An einem Nachmittag haben wir uns einzeln immer auf einen drehenden Hocker gesetzt. Eine Person hat dann die Schülerin leicht angedreht. Die Schülerin hat dann immer ihre Arme ausgestreckt, um sich langsam zu drehen und die Arme angezogen, um etwas schneller zu sein. Es war sehr lustig und hat sich angefühlt wie auf der Kirmes. (Natürlich hatten wir immer zwei Personen als Auffänger, falls jemand runter fallen sollte).
(Leni)

Der Heißluftballon

Im Physik-Teil haben wir an mehreren Mittwochen Heißluftballons gebastelt und haben sie an einem Tag auf dem Schulhof steigen gelassen.

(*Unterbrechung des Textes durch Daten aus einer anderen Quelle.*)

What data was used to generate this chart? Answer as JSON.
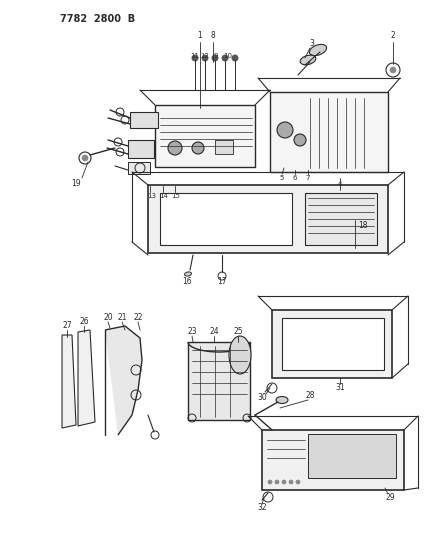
{
  "title": "7782  2800  B",
  "bg_color": "#ffffff",
  "line_color": "#2a2a2a",
  "text_color": "#2a2a2a",
  "figsize": [
    4.28,
    5.33
  ],
  "dpi": 100
}
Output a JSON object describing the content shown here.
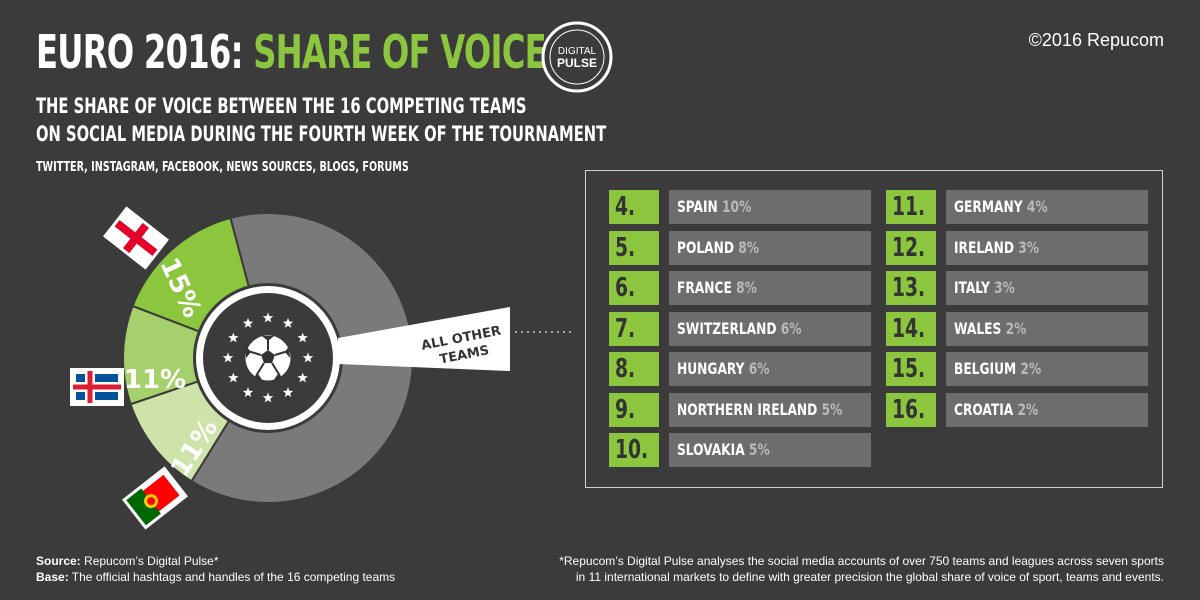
{
  "header": {
    "title_main": "EURO 2016:",
    "title_accent": "SHARE OF VOICE",
    "copyright": "©2016 Repucom",
    "subtitle_line1": "THE SHARE OF VOICE BETWEEN THE 16 COMPETING TEAMS",
    "subtitle_line2": "ON SOCIAL MEDIA DURING THE FOURTH WEEK OF THE TOURNAMENT",
    "sources": "TWITTER, INSTAGRAM, FACEBOOK, NEWS SOURCES, BLOGS, FORUMS"
  },
  "logo": {
    "line1": "DIGITAL",
    "line2": "PULSE"
  },
  "colors": {
    "accent": "#8cc63f",
    "background": "#3b3b3b",
    "bar": "#6d6d6d",
    "ring_gray": "#7a7a7a",
    "slice2": "#a6d06c",
    "slice3": "#cde3a9"
  },
  "chart_data": {
    "type": "pie",
    "slices": [
      {
        "label": "15%",
        "value": 15,
        "flag": "england-flag-icon"
      },
      {
        "label": "11%",
        "value": 11,
        "flag": "iceland-flag-icon"
      },
      {
        "label": "11%",
        "value": 11,
        "flag": "portugal-flag-icon"
      },
      {
        "label": "ALL OTHER TEAMS",
        "value": 63
      }
    ],
    "other_label_line1": "ALL OTHER",
    "other_label_line2": "TEAMS"
  },
  "others": {
    "left": [
      {
        "rank": "4.",
        "team": "SPAIN",
        "pct": "10%"
      },
      {
        "rank": "5.",
        "team": "POLAND",
        "pct": "8%"
      },
      {
        "rank": "6.",
        "team": "FRANCE",
        "pct": "8%"
      },
      {
        "rank": "7.",
        "team": "SWITZERLAND",
        "pct": "6%"
      },
      {
        "rank": "8.",
        "team": "HUNGARY",
        "pct": "6%"
      },
      {
        "rank": "9.",
        "team": "NORTHERN IRELAND",
        "pct": "5%"
      },
      {
        "rank": "10.",
        "team": "SLOVAKIA",
        "pct": "5%"
      }
    ],
    "right": [
      {
        "rank": "11.",
        "team": "GERMANY",
        "pct": "4%"
      },
      {
        "rank": "12.",
        "team": "IRELAND",
        "pct": "3%"
      },
      {
        "rank": "13.",
        "team": "ITALY",
        "pct": "3%"
      },
      {
        "rank": "14.",
        "team": "WALES",
        "pct": "2%"
      },
      {
        "rank": "15.",
        "team": "BELGIUM",
        "pct": "2%"
      },
      {
        "rank": "16.",
        "team": "CROATIA",
        "pct": "2%"
      }
    ]
  },
  "footer": {
    "source_label": "Source:",
    "source_text": " Repucom’s Digital Pulse*",
    "base_label": "Base:",
    "base_text": " The official hashtags and handles of the 16 competing teams",
    "note_line1": "*Repucom’s Digital Pulse analyses the social media accounts of over 750 teams and leagues across seven sports",
    "note_line2": "in 11 international markets to define with greater precision the global share of voice of sport, teams and events."
  }
}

Das hat sehr viel Spaß gemacht, ein paar sind sogar bis auf das Dach gestiegen und dort herunter gefallen! Aber am coolsten war es, dass der eine Heißluftballon in Flammen aufgegangen ist (Ein bisschen beängstigend war es schon…). Außerdem hatten wir mehrere Luftballons, die für die Ukraine gewidmet waren. Es war ein tolles Ereignis, das ich nicht so leicht vergessen werde.
(Emma)

Die Rakete im Einsatz

In einer Stunde der Physik-AG sind wir bei tollem Wetter mit viel Sonne zur Pilger-Arena gelaufen, wo wir unsere davor gebauten Wasserflaschen-Raketen testeten. Dafür stellten wir aus Holz gebaute Halter auf, in die wir danach unsere unterschiedlich hoch mit Wasser gefüllten Flaschen kopfüber rein stellten und dann mit Druck aus einer Luftpumpe die Flaschen zum Fliegen brachten. Während immer zwei Personen ihre Raketen starteten, hatten die anderen Spaß mit „Wahl, Wahrheit oder Pflicht“ und anderen kleinen Spielen. Danach gingen alle mit Begeisterung und neuer Erfahrung zurück.